Kita ketahui siswa sekarang termasuk generasi Z, karakter mereka aktif berburu informasi apapun. Tinggal klik kata kunci di Google, pastilah ketemu jawabannya. Oleh sebab itu, guru harus bisa memberikan sesuatu yang lebih kepada siswa, melebihi apapun yang disediakan oleh Google. Guru harus bisa mengarahkan siswa. Guru harus bisa memberikan perspektif baru atau per­spektif lain yang tidak mungkin di dapat di internet .

Siswa zaman sekarang memiliki tanta­ngan serius untuk mengarungi kehidupan. Oleh karena itu, perubahan paradigma berpikir tingkat tinggi merupakan suatu keniscayaan bagi dunia pendidikan . Siswa harus dibekali kemampuan nalar tingkat tinggi sehingga siswa berpikir logis, kritis, analitis, sekaligus kreatif-inovatif. Oleh se­bab itu, guru harus bisa mengarahkan siswa. Guru harus bisa memberikan perspektif ba­ru yang tidak mungkin didapat di internet. Guru harus memiliki komitmen untuk sela­lu berkreasi dan berinovasi agar dapat me­me­nuhi kebutuhan siswa pada era informasi yang serba terbuka.

Ibaratkan orkestra, guru lah konduk­tor­nya. Kita ketahui konduktor itu dalam se­buah pertunjukkan orkestra berperan seba­gai pemimpin dan pelatih. Konduktor meru­pakan unsur terpenting di dalam permainan orksestra, tanpa adanya konduktor, kelom­pok paduan suara akan mengalami keka­cauan di dalam permainannya.Jika pun ada yang bermain dengan baik, kalau konduktor tidak ada, itu akan sia-sia, keseragaman bu­nyi suara, nada suara tidak akan ada, hasil­nya suaranya pun akan amburadul, tidak serasi, gagal. Dalam dunia pendidikan, jika pun ada siswa yang pintar, jika tidak ada gu­ru yang berkompeten, pendidikannya ju­ga akan gagal, tidak akan tercapai aspek kog­nitif, afektif dan psikomotorik secara berimbang.

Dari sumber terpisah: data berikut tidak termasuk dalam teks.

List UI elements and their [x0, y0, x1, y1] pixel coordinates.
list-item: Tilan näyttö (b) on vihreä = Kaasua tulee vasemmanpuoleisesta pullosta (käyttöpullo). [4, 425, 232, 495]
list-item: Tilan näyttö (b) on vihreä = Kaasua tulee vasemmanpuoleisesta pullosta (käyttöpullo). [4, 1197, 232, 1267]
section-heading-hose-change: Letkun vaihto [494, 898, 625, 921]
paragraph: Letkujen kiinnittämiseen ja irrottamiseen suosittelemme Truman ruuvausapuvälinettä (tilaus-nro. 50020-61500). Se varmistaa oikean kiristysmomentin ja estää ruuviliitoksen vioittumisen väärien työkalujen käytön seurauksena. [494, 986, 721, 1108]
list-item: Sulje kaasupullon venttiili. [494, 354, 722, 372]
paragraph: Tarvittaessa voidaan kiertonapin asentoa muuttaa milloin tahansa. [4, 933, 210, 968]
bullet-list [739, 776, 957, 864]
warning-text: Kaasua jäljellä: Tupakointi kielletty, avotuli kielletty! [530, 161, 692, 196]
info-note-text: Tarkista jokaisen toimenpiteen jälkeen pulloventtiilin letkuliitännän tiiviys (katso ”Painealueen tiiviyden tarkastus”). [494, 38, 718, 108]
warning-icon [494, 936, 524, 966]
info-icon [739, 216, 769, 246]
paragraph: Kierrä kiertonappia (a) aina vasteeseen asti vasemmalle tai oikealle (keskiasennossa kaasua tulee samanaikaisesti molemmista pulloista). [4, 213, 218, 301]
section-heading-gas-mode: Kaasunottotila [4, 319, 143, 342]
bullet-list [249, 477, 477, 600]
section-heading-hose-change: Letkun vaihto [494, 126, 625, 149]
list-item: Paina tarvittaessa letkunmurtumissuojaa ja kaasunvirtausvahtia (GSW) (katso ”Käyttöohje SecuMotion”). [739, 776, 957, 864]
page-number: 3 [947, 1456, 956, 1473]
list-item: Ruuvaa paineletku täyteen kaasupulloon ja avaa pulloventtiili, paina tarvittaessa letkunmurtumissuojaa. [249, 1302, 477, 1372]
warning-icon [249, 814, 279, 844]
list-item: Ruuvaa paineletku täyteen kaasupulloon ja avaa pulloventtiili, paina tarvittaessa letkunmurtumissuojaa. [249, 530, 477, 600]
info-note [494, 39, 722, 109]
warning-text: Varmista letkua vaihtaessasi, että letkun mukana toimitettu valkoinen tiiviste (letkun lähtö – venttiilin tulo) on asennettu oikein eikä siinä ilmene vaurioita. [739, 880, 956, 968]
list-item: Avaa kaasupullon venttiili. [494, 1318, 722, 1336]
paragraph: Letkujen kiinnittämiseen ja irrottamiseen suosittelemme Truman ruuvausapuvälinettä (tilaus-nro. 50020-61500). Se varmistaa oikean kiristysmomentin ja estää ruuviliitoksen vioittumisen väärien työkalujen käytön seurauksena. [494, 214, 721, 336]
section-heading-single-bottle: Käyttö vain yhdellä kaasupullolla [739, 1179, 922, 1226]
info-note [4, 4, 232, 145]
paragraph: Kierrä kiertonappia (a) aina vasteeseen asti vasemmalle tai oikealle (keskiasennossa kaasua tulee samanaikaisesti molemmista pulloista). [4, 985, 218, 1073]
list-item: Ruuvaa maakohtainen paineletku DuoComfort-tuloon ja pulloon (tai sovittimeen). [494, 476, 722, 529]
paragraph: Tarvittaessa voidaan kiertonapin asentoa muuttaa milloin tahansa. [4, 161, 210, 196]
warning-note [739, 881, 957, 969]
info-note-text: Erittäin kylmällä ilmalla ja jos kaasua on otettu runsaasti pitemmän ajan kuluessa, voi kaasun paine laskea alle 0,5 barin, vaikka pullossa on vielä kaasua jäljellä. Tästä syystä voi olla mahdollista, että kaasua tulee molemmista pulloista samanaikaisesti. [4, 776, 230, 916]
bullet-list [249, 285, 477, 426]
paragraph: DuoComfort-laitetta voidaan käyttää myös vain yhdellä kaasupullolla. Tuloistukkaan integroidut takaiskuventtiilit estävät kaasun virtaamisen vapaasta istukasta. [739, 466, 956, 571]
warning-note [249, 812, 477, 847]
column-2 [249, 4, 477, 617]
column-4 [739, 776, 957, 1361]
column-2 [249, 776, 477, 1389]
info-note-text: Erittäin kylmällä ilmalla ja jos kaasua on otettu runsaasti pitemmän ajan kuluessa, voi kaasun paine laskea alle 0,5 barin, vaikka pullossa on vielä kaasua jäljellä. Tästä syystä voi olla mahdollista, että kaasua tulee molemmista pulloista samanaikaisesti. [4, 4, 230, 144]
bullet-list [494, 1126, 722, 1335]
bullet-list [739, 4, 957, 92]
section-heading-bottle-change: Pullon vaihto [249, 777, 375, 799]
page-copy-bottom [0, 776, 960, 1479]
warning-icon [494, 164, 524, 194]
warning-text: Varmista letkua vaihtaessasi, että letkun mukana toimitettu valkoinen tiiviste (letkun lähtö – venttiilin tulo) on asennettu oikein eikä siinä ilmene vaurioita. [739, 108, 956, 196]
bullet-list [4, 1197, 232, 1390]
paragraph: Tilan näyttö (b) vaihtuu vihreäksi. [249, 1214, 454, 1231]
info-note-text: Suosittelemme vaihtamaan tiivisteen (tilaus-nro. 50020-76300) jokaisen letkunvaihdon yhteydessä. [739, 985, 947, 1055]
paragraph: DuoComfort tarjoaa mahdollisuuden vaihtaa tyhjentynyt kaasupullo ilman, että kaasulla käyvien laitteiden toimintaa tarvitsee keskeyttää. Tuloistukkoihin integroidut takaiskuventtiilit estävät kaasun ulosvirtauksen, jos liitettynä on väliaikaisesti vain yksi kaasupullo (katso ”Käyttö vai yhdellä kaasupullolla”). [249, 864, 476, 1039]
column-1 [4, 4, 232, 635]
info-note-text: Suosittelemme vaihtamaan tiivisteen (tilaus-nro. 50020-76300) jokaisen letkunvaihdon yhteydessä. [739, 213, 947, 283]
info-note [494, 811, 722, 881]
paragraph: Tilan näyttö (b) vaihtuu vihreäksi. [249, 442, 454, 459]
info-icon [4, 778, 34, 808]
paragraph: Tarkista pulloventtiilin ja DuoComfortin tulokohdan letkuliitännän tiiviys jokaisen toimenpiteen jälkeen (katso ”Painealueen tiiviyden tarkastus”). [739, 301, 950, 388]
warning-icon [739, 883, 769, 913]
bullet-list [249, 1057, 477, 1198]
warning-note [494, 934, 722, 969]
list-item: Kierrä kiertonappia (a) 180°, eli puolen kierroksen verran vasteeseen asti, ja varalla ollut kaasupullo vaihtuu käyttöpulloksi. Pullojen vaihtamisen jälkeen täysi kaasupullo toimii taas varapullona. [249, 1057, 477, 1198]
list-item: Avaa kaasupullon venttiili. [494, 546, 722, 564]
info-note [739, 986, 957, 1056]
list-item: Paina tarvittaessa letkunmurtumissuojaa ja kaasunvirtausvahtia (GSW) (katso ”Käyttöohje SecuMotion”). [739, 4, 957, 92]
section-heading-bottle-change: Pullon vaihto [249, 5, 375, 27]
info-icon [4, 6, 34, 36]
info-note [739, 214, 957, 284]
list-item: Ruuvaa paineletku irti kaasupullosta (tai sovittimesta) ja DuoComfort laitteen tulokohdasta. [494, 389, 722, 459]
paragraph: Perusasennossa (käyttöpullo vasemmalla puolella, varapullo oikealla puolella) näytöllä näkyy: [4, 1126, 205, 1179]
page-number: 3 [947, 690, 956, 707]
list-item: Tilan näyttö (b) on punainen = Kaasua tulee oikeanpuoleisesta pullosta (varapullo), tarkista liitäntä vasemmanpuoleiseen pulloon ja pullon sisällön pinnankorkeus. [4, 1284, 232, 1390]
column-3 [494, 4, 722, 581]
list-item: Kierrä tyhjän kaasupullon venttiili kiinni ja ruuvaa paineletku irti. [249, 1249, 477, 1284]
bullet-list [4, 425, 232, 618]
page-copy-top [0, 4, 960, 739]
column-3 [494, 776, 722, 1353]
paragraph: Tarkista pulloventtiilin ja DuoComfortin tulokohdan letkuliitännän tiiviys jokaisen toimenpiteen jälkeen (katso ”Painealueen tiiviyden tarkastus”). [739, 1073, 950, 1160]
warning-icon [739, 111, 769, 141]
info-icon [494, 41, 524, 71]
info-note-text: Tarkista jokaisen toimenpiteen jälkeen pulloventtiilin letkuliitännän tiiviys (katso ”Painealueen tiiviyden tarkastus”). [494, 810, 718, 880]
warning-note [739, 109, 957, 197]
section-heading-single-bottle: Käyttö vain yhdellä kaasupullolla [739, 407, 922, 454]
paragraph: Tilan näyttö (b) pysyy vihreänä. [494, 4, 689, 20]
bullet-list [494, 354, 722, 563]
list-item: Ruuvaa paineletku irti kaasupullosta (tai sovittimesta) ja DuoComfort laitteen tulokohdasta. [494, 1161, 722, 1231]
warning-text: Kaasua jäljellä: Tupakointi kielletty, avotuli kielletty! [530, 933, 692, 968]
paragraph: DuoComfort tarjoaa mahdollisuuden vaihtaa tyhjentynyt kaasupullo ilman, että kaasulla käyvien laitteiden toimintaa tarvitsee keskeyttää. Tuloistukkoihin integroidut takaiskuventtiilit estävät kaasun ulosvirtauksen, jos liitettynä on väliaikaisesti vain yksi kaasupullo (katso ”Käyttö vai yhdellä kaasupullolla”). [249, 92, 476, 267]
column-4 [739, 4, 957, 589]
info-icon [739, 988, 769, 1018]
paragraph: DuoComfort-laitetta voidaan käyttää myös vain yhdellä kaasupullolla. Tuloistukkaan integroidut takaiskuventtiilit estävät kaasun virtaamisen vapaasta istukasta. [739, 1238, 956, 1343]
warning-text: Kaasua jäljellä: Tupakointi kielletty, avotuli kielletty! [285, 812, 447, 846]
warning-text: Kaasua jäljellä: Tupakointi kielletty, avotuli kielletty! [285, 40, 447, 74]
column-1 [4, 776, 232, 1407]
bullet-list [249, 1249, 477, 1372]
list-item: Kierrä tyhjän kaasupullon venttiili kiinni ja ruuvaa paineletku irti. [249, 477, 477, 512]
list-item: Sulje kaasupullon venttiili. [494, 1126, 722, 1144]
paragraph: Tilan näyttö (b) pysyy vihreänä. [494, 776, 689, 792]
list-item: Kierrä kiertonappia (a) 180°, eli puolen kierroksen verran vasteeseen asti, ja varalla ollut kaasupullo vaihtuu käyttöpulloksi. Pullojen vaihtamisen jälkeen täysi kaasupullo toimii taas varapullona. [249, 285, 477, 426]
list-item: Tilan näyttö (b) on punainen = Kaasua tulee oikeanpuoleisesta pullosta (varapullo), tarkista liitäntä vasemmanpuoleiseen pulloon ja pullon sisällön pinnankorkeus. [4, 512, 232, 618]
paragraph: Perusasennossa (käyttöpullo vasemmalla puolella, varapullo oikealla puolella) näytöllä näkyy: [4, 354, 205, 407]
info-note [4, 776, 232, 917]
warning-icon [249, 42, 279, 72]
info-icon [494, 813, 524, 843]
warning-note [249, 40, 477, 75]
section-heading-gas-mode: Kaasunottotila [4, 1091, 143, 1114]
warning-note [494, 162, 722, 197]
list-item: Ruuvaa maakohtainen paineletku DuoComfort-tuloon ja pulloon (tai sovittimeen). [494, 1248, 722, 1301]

Guru mengemban peran yang berat, yak­ni membimbing para siswa agar mampu ber­kembang sebagai manusia seutuhnya, tidak boleh lagi terpinggirkan hanya karena kuatnya kecenderungan untuk mengejar kon­sekuensi, yaitu nilai dan tingkat ke­lulusan yang tinggi. Sebab, jika kita semua sibuk mengejar konsekuensi dan melu­pa­kan tujuan hakiki, maka kita bisa begitu mudahnya menghalalkan segala cara. Te­ruslah berjuang untuk menegakkan tujuan pendidikan . Mari memberi motivasi, mem­beri inspirasi kepada semua murid kita agar mereka terus belajar dan berkarya. Inilah saatnya guru menjadi agen perubahan. Di tangan seorang guru kemiskinan dapat diu­bah menjadi kekuatan. Guru yang bermutu berpeluang besar melahirkan siswa yang bermutu untuk masa depan bangsa dan negara.

Penulis adalah guru SMP RK Bintang Timur Pematangsiantar.